Der Angehörige schickt einen erklärenden Text. Und hört nichts mehr. Die hochbetagte Dame kann nur ­sagen, dass die Ärztin da war und etwas geregelt habe. Also schickt er ein weiteres Mail an die Ärztin mit der Bitte um Information, wie die Medikation ver­ändert wurde. Man will ja nicht aufdringlich sein. Schweigen.
Also noch eine Nachfrage. Ob das E-Mail überhaupt ­angekommen sei? Endlich eine Mail-Antwort: Solche Informationen können per Mail nicht gegeben werden. Man solle anrufen. Und überhaupt: «Frau Dr. hat bereits alles geregelt.»
In der Zwischenzeit sind Wochen vergangen. Auch mit Anläufen, die an Anrufbeantwortern, Vertröstungen, Praxisschliessungen und ständig wechselnden, allesamt freundlichen Ansprechpersonen gescheitert sind.

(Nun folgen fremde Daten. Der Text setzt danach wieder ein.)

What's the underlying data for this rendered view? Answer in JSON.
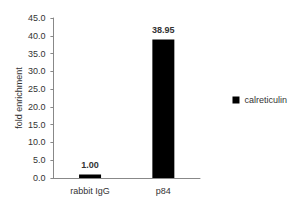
{
  "chart_data": {
    "type": "bar",
    "y_label": "fold enrichment",
    "categories": [
      "rabbit IgG",
      "p84"
    ],
    "series": [
      {
        "name": "calreticulin",
        "color": "#000000",
        "values": [
          1.0,
          38.95
        ],
        "value_labels": [
          "1.00",
          "38.95"
        ]
      }
    ],
    "ylim": [
      0,
      45
    ],
    "yticks": [
      {
        "value": 0,
        "label": "0.0"
      },
      {
        "value": 5,
        "label": "5.0"
      },
      {
        "value": 10,
        "label": "10.0"
      },
      {
        "value": 15,
        "label": "15.0"
      },
      {
        "value": 20,
        "label": "20.0"
      },
      {
        "value": 25,
        "label": "25.0"
      },
      {
        "value": 30,
        "label": "30.0"
      },
      {
        "value": 35,
        "label": "35.0"
      },
      {
        "value": 40,
        "label": "40.0"
      },
      {
        "value": 45,
        "label": "45.0"
      }
    ],
    "grid": false,
    "legend": "right",
    "data_labels": true
  }
}
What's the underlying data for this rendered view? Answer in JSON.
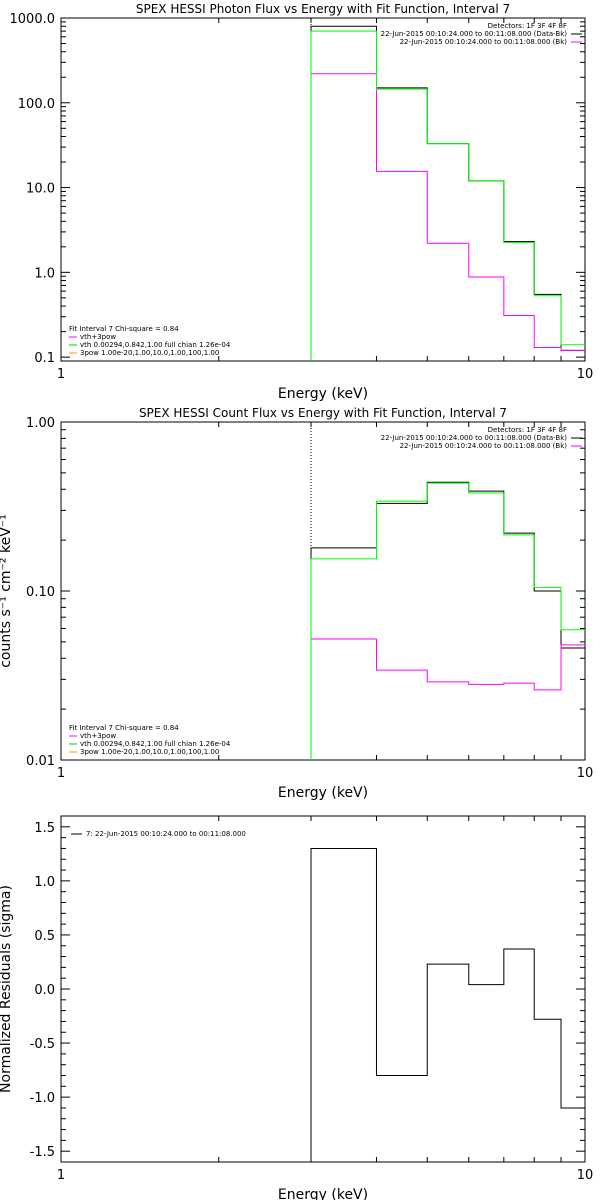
{
  "colors": {
    "data": "#000000",
    "background": "#ff00ff",
    "fit": "#00ff00",
    "fit_green": "#00cc00",
    "fit_orange": "#ff9900"
  },
  "chart_data": [
    {
      "type": "line",
      "step": true,
      "title": "SPEX HESSI Photon Flux vs Energy with Fit Function, Interval 7",
      "xlabel": "Energy (keV)",
      "ylabel": "",
      "xscale": "log",
      "yscale": "log",
      "xlim": [
        1,
        10
      ],
      "ylim": [
        0.09,
        1000
      ],
      "xticks": [
        {
          "value": 1,
          "label": "1"
        },
        {
          "value": 10,
          "label": "10"
        }
      ],
      "yticks": [
        {
          "value": 0.1,
          "label": "0.1"
        },
        {
          "value": 1,
          "label": "1.0"
        },
        {
          "value": 10,
          "label": "10.0"
        },
        {
          "value": 100,
          "label": "100.0"
        },
        {
          "value": 1000,
          "label": "1000.0"
        }
      ],
      "vline": 3,
      "legend_top": [
        "Detectors: 1F 3F 4F 8F",
        "22-Jun-2015 00:10:24.000 to 00:11:08.000 (Data-Bk)",
        "22-Jun-2015 00:10:24.000 to 00:11:08.000 (Bk)"
      ],
      "legend_fit": [
        "Fit Interval  7    Chi-square = 0.84",
        "vth+3pow",
        "vth 0.00294,0.842,1.00   full chian 1.26e-04",
        "3pow 1.00e-20,1.00,10.0,1.00,100,1.00"
      ],
      "series": [
        {
          "name": "Data-Bk",
          "color": "#000000",
          "edges": [
            3,
            4,
            5,
            6,
            7,
            8,
            9,
            10
          ],
          "values": [
            800,
            150,
            33,
            12,
            2.3,
            0.55,
            0.12
          ]
        },
        {
          "name": "Bk",
          "color": "#ff00ff",
          "edges": [
            3,
            4,
            5,
            6,
            7,
            8,
            9,
            10
          ],
          "values": [
            220,
            15.5,
            2.2,
            0.88,
            0.31,
            0.13,
            0.12
          ]
        },
        {
          "name": "vth+3pow",
          "color": "#00ff00",
          "edges": [
            3,
            4,
            5,
            6,
            7,
            8,
            9,
            10
          ],
          "values": [
            700,
            145,
            33,
            12,
            2.25,
            0.53,
            0.14
          ]
        }
      ]
    },
    {
      "type": "line",
      "step": true,
      "title": "SPEX HESSI Count Flux vs Energy with Fit Function, Interval 7",
      "xlabel": "Energy (keV)",
      "ylabel": "counts s⁻¹ cm⁻² keV⁻¹",
      "xscale": "log",
      "yscale": "log",
      "xlim": [
        1,
        10
      ],
      "ylim": [
        0.01,
        1
      ],
      "xticks": [
        {
          "value": 1,
          "label": "1"
        },
        {
          "value": 10,
          "label": "10"
        }
      ],
      "yticks": [
        {
          "value": 0.01,
          "label": "0.01"
        },
        {
          "value": 0.1,
          "label": "0.10"
        },
        {
          "value": 1,
          "label": "1.00"
        }
      ],
      "vline": 3,
      "legend_top": [
        "Detectors: 1F 3F 4F 8F",
        "22-Jun-2015 00:10:24.000 to 00:11:08.000 (Data-Bk)",
        "22-Jun-2015 00:10:24.000 to 00:11:08.000 (Bk)"
      ],
      "legend_fit": [
        "Fit Interval  7    Chi-square = 0.84",
        "vth+3pow",
        "vth 0.00294,0.842,1.00   full chian 1.26e-04",
        "3pow 1.00e-20,1.00,10.0,1.00,100,1.00"
      ],
      "series": [
        {
          "name": "Data-Bk",
          "color": "#000000",
          "edges": [
            3,
            4,
            5,
            6,
            7,
            8,
            9,
            10
          ],
          "values": [
            0.18,
            0.33,
            0.44,
            0.39,
            0.22,
            0.1,
            0.046
          ]
        },
        {
          "name": "Bk",
          "color": "#ff00ff",
          "edges": [
            3,
            4,
            5,
            6,
            7,
            8,
            9,
            10
          ],
          "values": [
            0.052,
            0.034,
            0.029,
            0.028,
            0.0285,
            0.026,
            0.048
          ]
        },
        {
          "name": "vth+3pow",
          "color": "#00ff00",
          "edges": [
            3,
            4,
            5,
            6,
            7,
            8,
            9,
            10
          ],
          "values": [
            0.155,
            0.34,
            0.435,
            0.38,
            0.215,
            0.105,
            0.059
          ]
        }
      ]
    },
    {
      "type": "line",
      "step": true,
      "title": "",
      "xlabel": "Energy (keV)",
      "ylabel": "Normalized Residuals (sigma)",
      "xscale": "log",
      "yscale": "linear",
      "xlim": [
        1,
        10
      ],
      "ylim": [
        -1.6,
        1.6
      ],
      "xticks": [
        {
          "value": 1,
          "label": "1"
        },
        {
          "value": 10,
          "label": "10"
        }
      ],
      "yticks": [
        {
          "value": 1.5,
          "label": "1.5"
        },
        {
          "value": 1.0,
          "label": "1.0"
        },
        {
          "value": 0.5,
          "label": "0.5"
        },
        {
          "value": 0.0,
          "label": "0.0"
        },
        {
          "value": -0.5,
          "label": "-0.5"
        },
        {
          "value": -1.0,
          "label": "-1.0"
        },
        {
          "value": -1.5,
          "label": "-1.5"
        }
      ],
      "legend_top": [],
      "legend_fit": [],
      "legend_left": [
        "7: 22-Jun-2015 00:10:24.000 to 00:11:08.000"
      ],
      "series": [
        {
          "name": "Residuals",
          "color": "#000000",
          "edges": [
            3,
            4,
            5,
            6,
            7,
            8,
            9,
            10
          ],
          "values": [
            1.3,
            -0.8,
            0.23,
            0.04,
            0.37,
            -0.28,
            -1.1
          ],
          "baseline": -1.6
        }
      ]
    }
  ]
}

Auf seiner Aufgabenliste steht der Angehörige noch auf Feld eins. Sein verlässlicher Informationsstand ist immer noch: null. Das System hat ihn mit ­einem Lächeln «am ausgestreckten Arm verhungern lassen». Er konnte kein Übersetzer, keine Vermittlungsperson sein. Die Nährlösung für Missverstehen und Missverständnisse für nicht gelungene Versorgung wirkt weiter.
Das nächste Mal steigt er offensiv ins System ein. Nicht locker lassen. Sofort nachhaken. Seine Rolle als anerkannter und notwendiger Player im Versorgungsprozess einfordern. Zur Not auf die Nerven gehen. ­Dabei muss er aber den «störenden Angehörigen» ­geben.
Er kann den Konflikt aushalten. Was aber, wenn die hochbetagte Dame, die Schwächste, die Folgen zu spüren bekommt?
Stück für Stück erfährt der Angehörige über Umwege, dass er mit seinen zurückhaltenden Bemühungen dies und das ausgelöst hat. Die eindrucksvollste Auswirkung: Eine der Pflegekräfte ging zur hochbetagten Dame und beschwerte sich bei ihr. Es ginge nicht an, dass sich die Angehörigen in die Pflege einmischten.